Return to yourselves, little deities, and admire the miracles you serve, this excellent king and his unparalleled queen, who are the canons, the decretals, and whole school-divinity of Love. Contemplate and study them. Here shall you read Hymen, having lighted two torches, either of which inflame mutually, but waste not. One love by the other's aspect increasing, and both in the right lines of aspiring. The Fates spinning them round and even threads, and of their whitest wool, without brack or purl. Fortune and Time fettered at their feet with adamantine chains, their wings deplumed, for starting from them. All amiableness in the richest dress of delight and colours courting the season to tarry by them, and make the idea of their felicity perfect; together with the love, knowledge, and duty of their subjects perpetual. So wisheth the glad and grateful client, seated here, the overjoyed master of the house; and prayeth that the whole region about him could speak but his language.
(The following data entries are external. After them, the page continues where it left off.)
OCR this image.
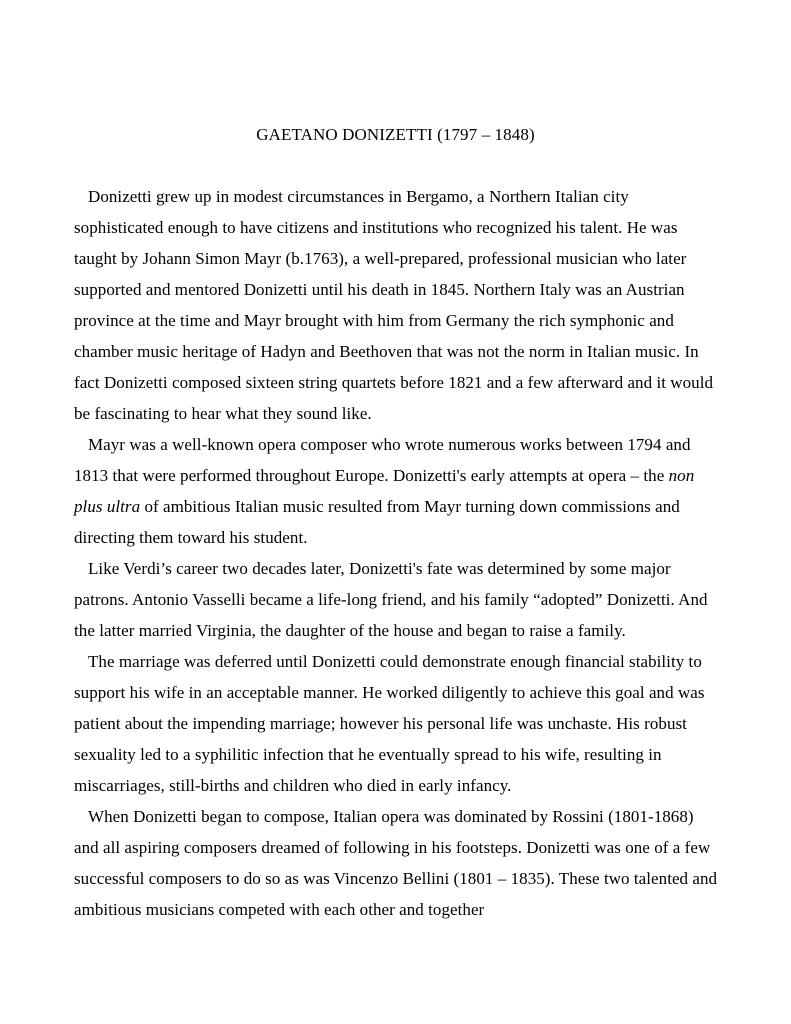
GAETANO DONIZETTI (1797 – 1848)

Donizetti grew up in modest circumstances in Bergamo, a Northern Italian city sophisticated enough to have citizens and institutions who recognized his talent. He was taught by Johann Simon Mayr (b.1763), a well-prepared, professional musician who later supported and mentored Donizetti until his death in 1845. Northern Italy was an Austrian province at the time and Mayr brought with him from Germany the rich symphonic and chamber music heritage of Hadyn and Beethoven that was not the norm in Italian music. In fact Donizetti composed sixteen string quartets before 1821 and a few afterward and it would be fascinating to hear what they sound like.

Mayr was a well-known opera composer who wrote numerous works between 1794 and 1813 that were performed throughout Europe. Donizetti's early attempts at opera – the non plus ultra of ambitious Italian music resulted from Mayr turning down commissions and directing them toward his student.

Like Verdi’s career two decades later, Donizetti's fate was determined by some major patrons. Antonio Vasselli became a life-long friend, and his family “adopted” Donizetti. And the latter married Virginia, the daughter of the house and began to raise a family.

The marriage was deferred until Donizetti could demonstrate enough financial stability to support his wife in an acceptable manner. He worked diligently to achieve this goal and was patient about the impending marriage; however his personal life was unchaste. His robust sexuality led to a syphilitic infection that he eventually spread to his wife, resulting in miscarriages, still-births and children who died in early infancy.

When Donizetti began to compose, Italian opera was dominated by Rossini (1801-1868) and all aspiring composers dreamed of following in his footsteps. Donizetti was one of a few successful composers to do so as was Vincenzo Bellini (1801 – 1835). These two talented and ambitious musicians competed with each other and together
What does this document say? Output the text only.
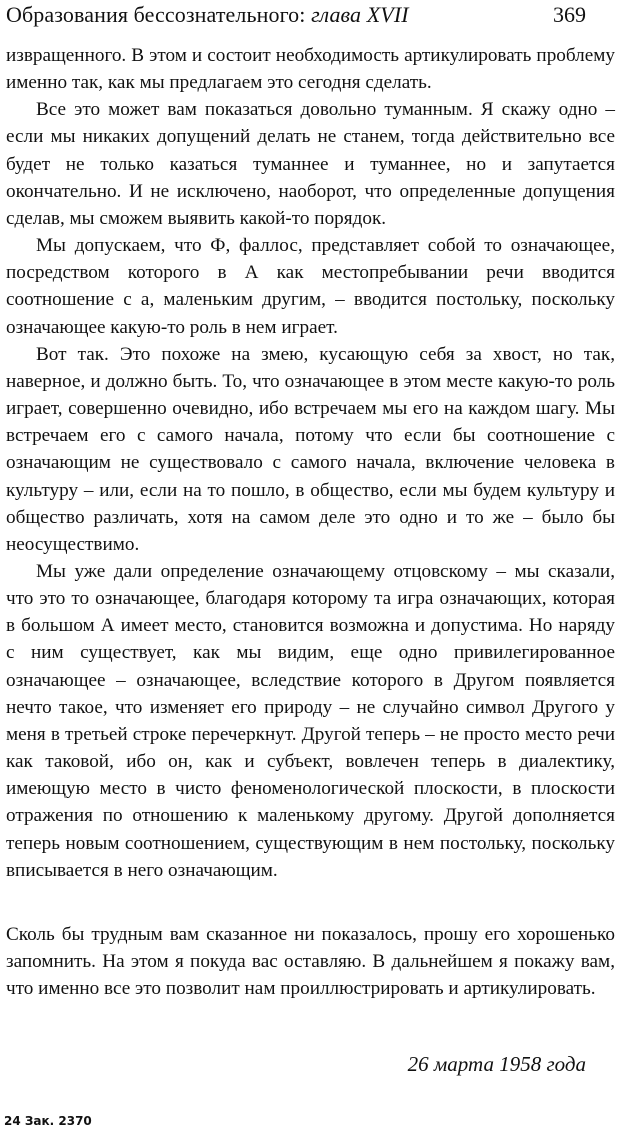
Образования бессознательного: глава XVII	369

извращенного. В этом и состоит необходимость артикулировать проблему именно так, как мы предлагаем это сегодня сделать.

Все это может вам показаться довольно туманным. Я скажу одно – если мы никаких допущений делать не станем, тогда действительно все будет не только казаться туманнее и туманнее, но и запутается окончательно. И не исключено, наоборот, что определенные допущения сделав, мы сможем выявить какой-то порядок.

Мы допускаем, что Ф, фаллос, представляет собой то означающее, посредством которого в А как местопребывании речи вводится соотношение с а, маленьким другим, – вводится постольку, поскольку означающее какую-то роль в нем играет.

Вот так. Это похоже на змею, кусающую себя за хвост, но так, наверное, и должно быть. То, что означающее в этом месте какую-то роль играет, совершенно очевидно, ибо встречаем мы его на каждом шагу. Мы встречаем его с самого начала, потому что если бы соотношение с означающим не существовало с самого начала, включение человека в культуру – или, если на то пошло, в общество, если мы будем культуру и общество различать, хотя на самом деле это одно и то же – было бы неосуществимо.

Мы уже дали определение означающему отцовскому – мы сказали, что это то означающее, благодаря которому та игра означающих, которая в большом А имеет место, становится возможна и допустима. Но наряду с ним существует, как мы видим, еще одно привилегированное означающее – означающее, вследствие которого в Другом появляется нечто такое, что изменяет его природу – не случайно символ Другого у меня в третьей строке перечеркнут. Другой теперь – не просто место речи как таковой, ибо он, как и субъект, вовлечен теперь в диалектику, имеющую место в чисто феноменологической плоскости, в плоскости отражения по отношению к маленькому другому. Другой дополняется теперь новым соотношением, существующим в нем постольку, поскольку вписывается в него означающим.

Сколь бы трудным вам сказанное ни показалось, прошу его хорошенько запомнить. На этом я покуда вас оставляю. В дальнейшем я покажу вам, что именно все это позволит нам проиллюстрировать и артикулировать.

26 марта 1958 года
24 Зак. 2370
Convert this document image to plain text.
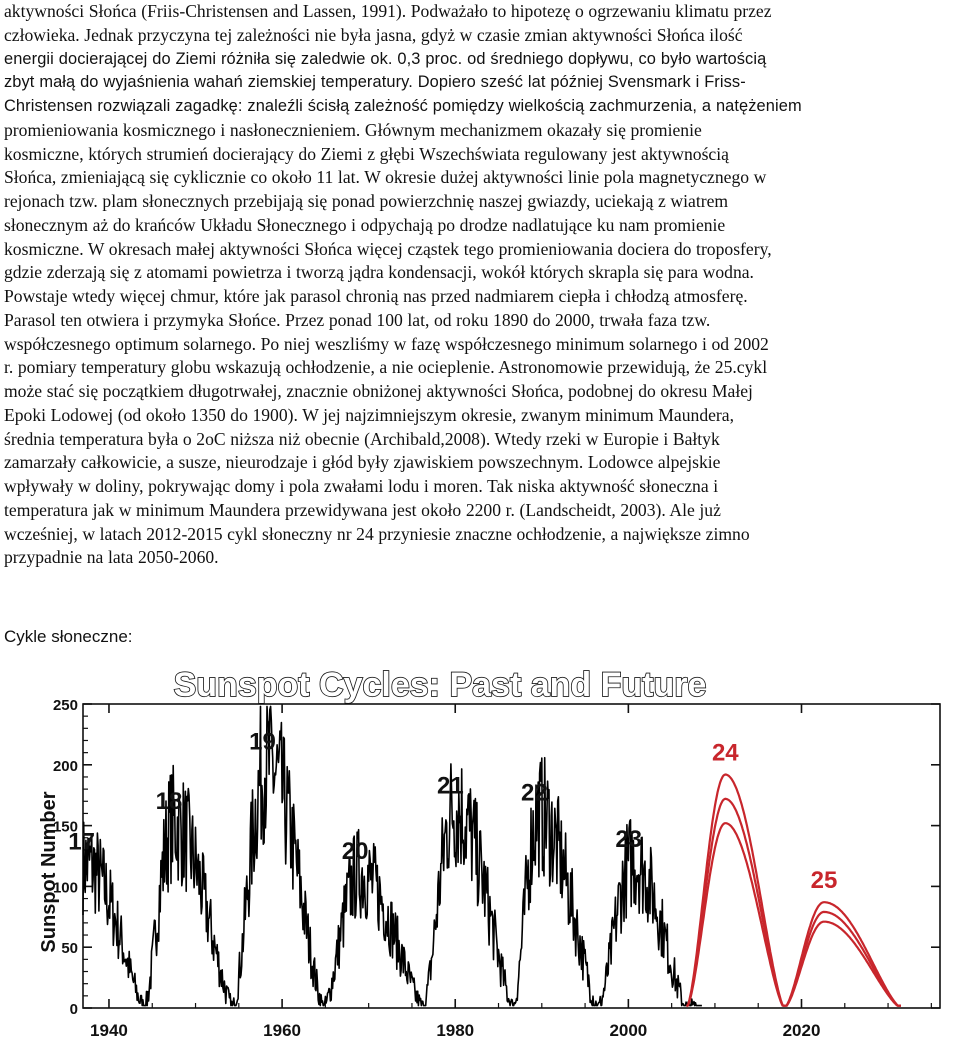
aktywności Słońca (Friis-Christensen and Lassen, 1991). Podważało to hipotezę o ogrzewaniu klimatu przez
człowieka. Jednak przyczyna tej zależności nie była jasna, gdyż w czasie zmian aktywności Słońca ilość
energii docierającej do Ziemi różniła się zaledwie ok. 0,3 proc. od średniego dopływu, co było wartością
zbyt małą do wyjaśnienia wahań ziemskiej temperatury. Dopiero sześć lat później Svensmark i Friss-
Christensen rozwiązali zagadkę: znaleźli ścisłą zależność pomiędzy wielkością zachmurzenia, a natężeniem
promieniowania kosmicznego i nasłonecznieniem. Głównym mechanizmem okazały się promienie
kosmiczne, których strumień docierający do Ziemi z głębi Wszechświata regulowany jest aktywnością
Słońca, zmieniającą się cyklicznie co około 11 lat. W okresie dużej aktywności linie pola magnetycznego w
rejonach tzw. plam słonecznych przebijają się ponad powierzchnię naszej gwiazdy, uciekają z wiatrem
słonecznym aż do krańców Układu Słonecznego i odpychają po drodze nadlatujące ku nam promienie
kosmiczne. W okresach małej aktywności Słońca więcej cząstek tego promieniowania dociera do troposfery,
gdzie zderzają się z atomami powietrza i tworzą jądra kondensacji, wokół których skrapla się para wodna.
Powstaje wtedy więcej chmur, które jak parasol chronią nas przed nadmiarem ciepła i chłodzą atmosferę.
Parasol ten otwiera i przymyka Słońce. Przez ponad 100 lat, od roku 1890 do 2000, trwała faza tzw.
współczesnego optimum solarnego. Po niej weszliśmy w fazę współczesnego minimum solarnego i od 2002
r. pomiary temperatury globu wskazują ochłodzenie, a nie ocieplenie. Astronomowie przewidują, że 25.cykl
może stać się początkiem długotrwałej, znacznie obniżonej aktywności Słońca, podobnej do okresu Małej
Epoki Lodowej (od około 1350 do 1900). W jej najzimniejszym okresie, zwanym minimum Maundera,
średnia temperatura była o 2oC niższa niż obecnie (Archibald,2008). Wtedy rzeki w Europie i Bałtyk
zamarzały całkowicie, a susze, nieurodzaje i głód były zjawiskiem powszechnym. Lodowce alpejskie
wpływały w doliny, pokrywając domy i pola zwałami lodu i moren. Tak niska aktywność słoneczna i
temperatura jak w minimum Maundera przewidywana jest około 2200 r. (Landscheidt, 2003). Ale już
wcześniej, w latach 2012-2015 cykl słoneczny nr 24 przyniesie znaczne ochłodzenie, a największe zimno
przypadnie na lata 2050-2060.
Cykle słoneczne:
Sunspot Cycles: Past and Future
Sunspot Number
0
50
100
150
200
250
1940	1960	1980	2000	2020
17
18
19
20
21 22
23
24
25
Which is, that first the people's love would let that people know their own happiness, and that knowledge could confirm their duties to an admiration of your sacred

persons; descended, one from the most peaceful, the other the most warlike, both your pious and just progenitors; from whom, as out of peace, came strength, and "out of the strong came sweetness ;' so in you joined by holy marriage, in the flower and ripeness of years, live the promise of a numerous succession to your sceptres, and a strength to secure your own islands, with their own ocean, but more your own palm-branches, the types of perpetual victory. To which, two words be added, a zealous Amen, and ever rounded with a crown of Welcome. Welcome, welcome!